Week 6: Exponential smoothing
What you will learn this week
- Exponential smoothing methods with trend and seasonality
- ETS models
- Automatic model selection using the AICc
Pre-seminar activities
Read Sections 8.3-8.7 of the textbook and watch all embedded videos.
Tutorial exercises
NoteTutorial Learning Objectives
- Compare alternative ETS model structures.
- Select and fit different ETS models (e.g., ETS(A,N,N) vs ETS(A,A,N)).
- Evaluate and compare their fit (e.g., RMSE).
- Interpret forecast differences and prediction intervals, and justify model choice based on empirical performance.
- Select and justify appropriate ETS models for seasonal data.
- Able to identify when multiplicative seasonality (and optional damped trend) is necessary.
- Compare multiple forecasting methods using training/test splits and cross-validation.

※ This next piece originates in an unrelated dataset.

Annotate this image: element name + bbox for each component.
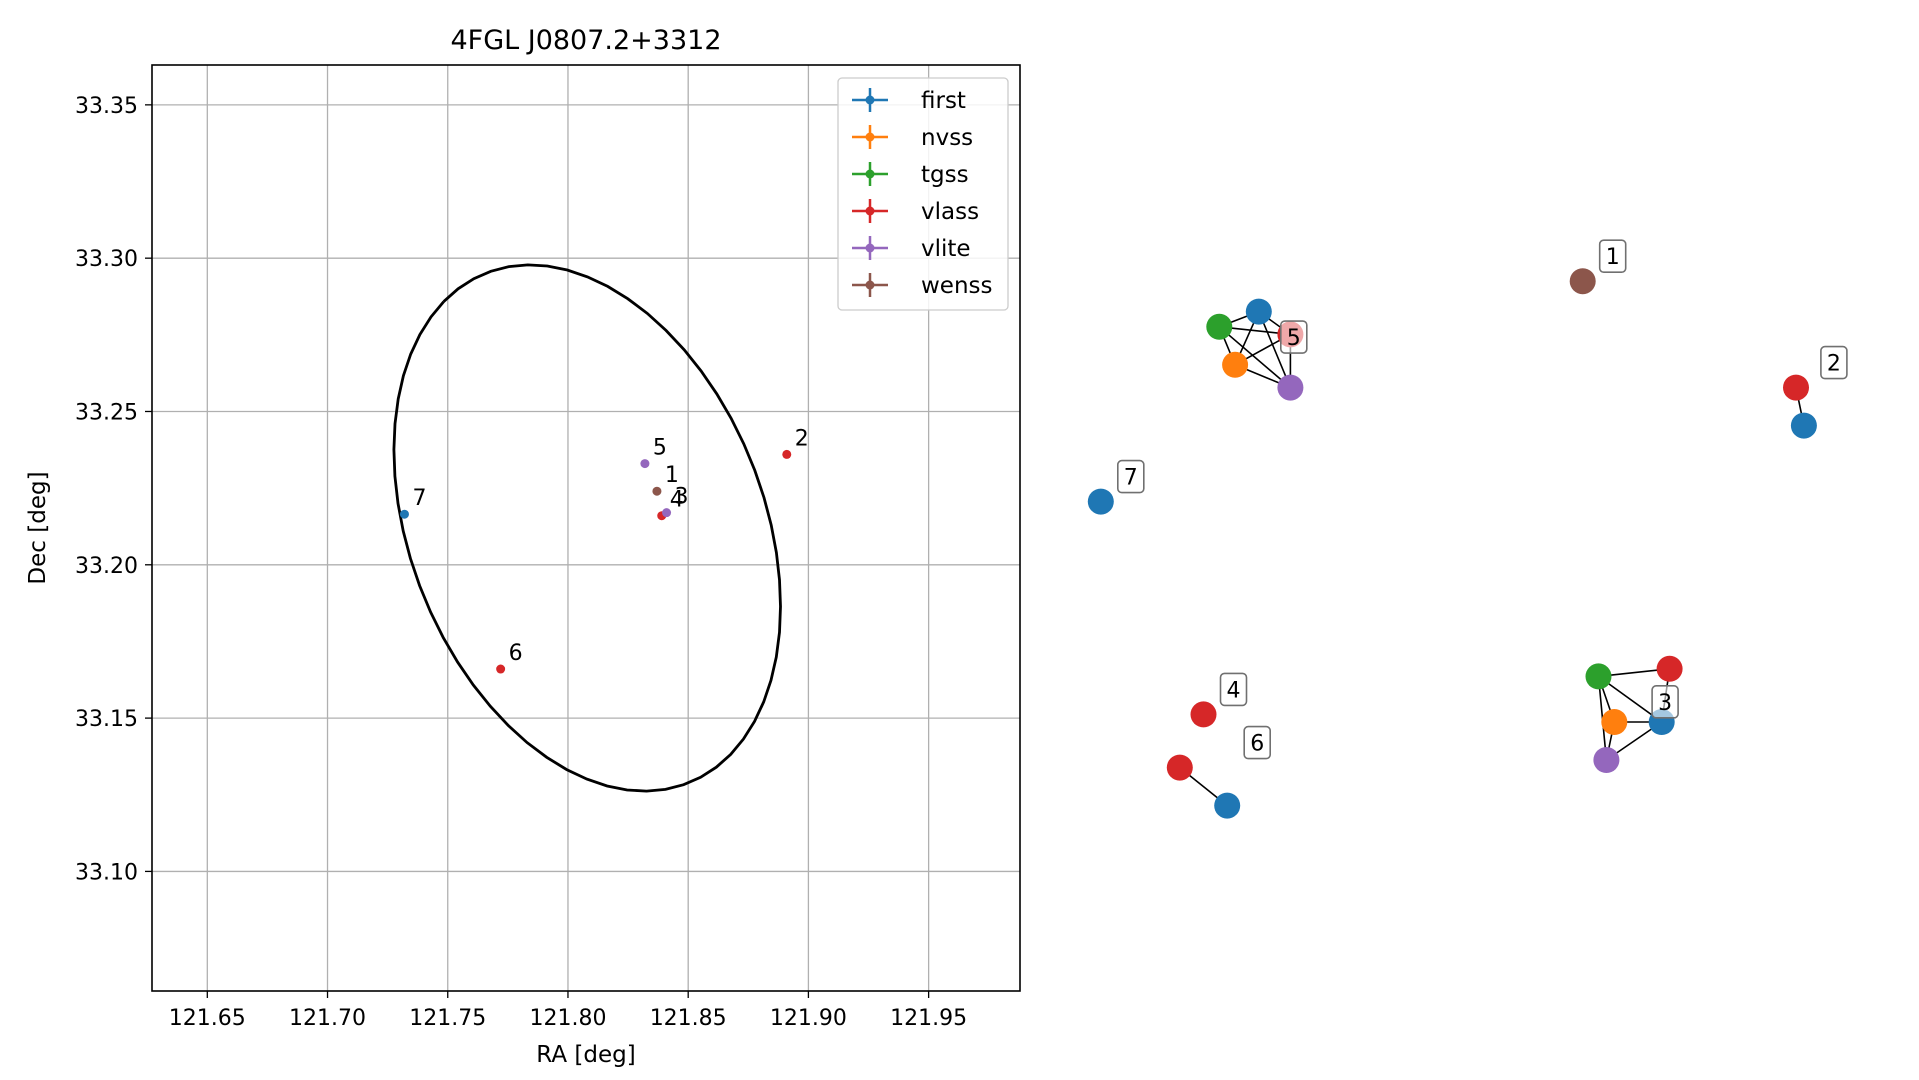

- Use training/test sets and cross-validation to fit and compare a range of methods (ETS, transformed ETS, seasonal naïve, STL + ETS).
- Evaluate ETS method and identify its limitations.
- Apply ETS model, assess forecasting quality, and recognise cases where ETS may not perform well and explain why.
- Complete Exercises 5, 7, 11, 14 from Section 8.8 of the book.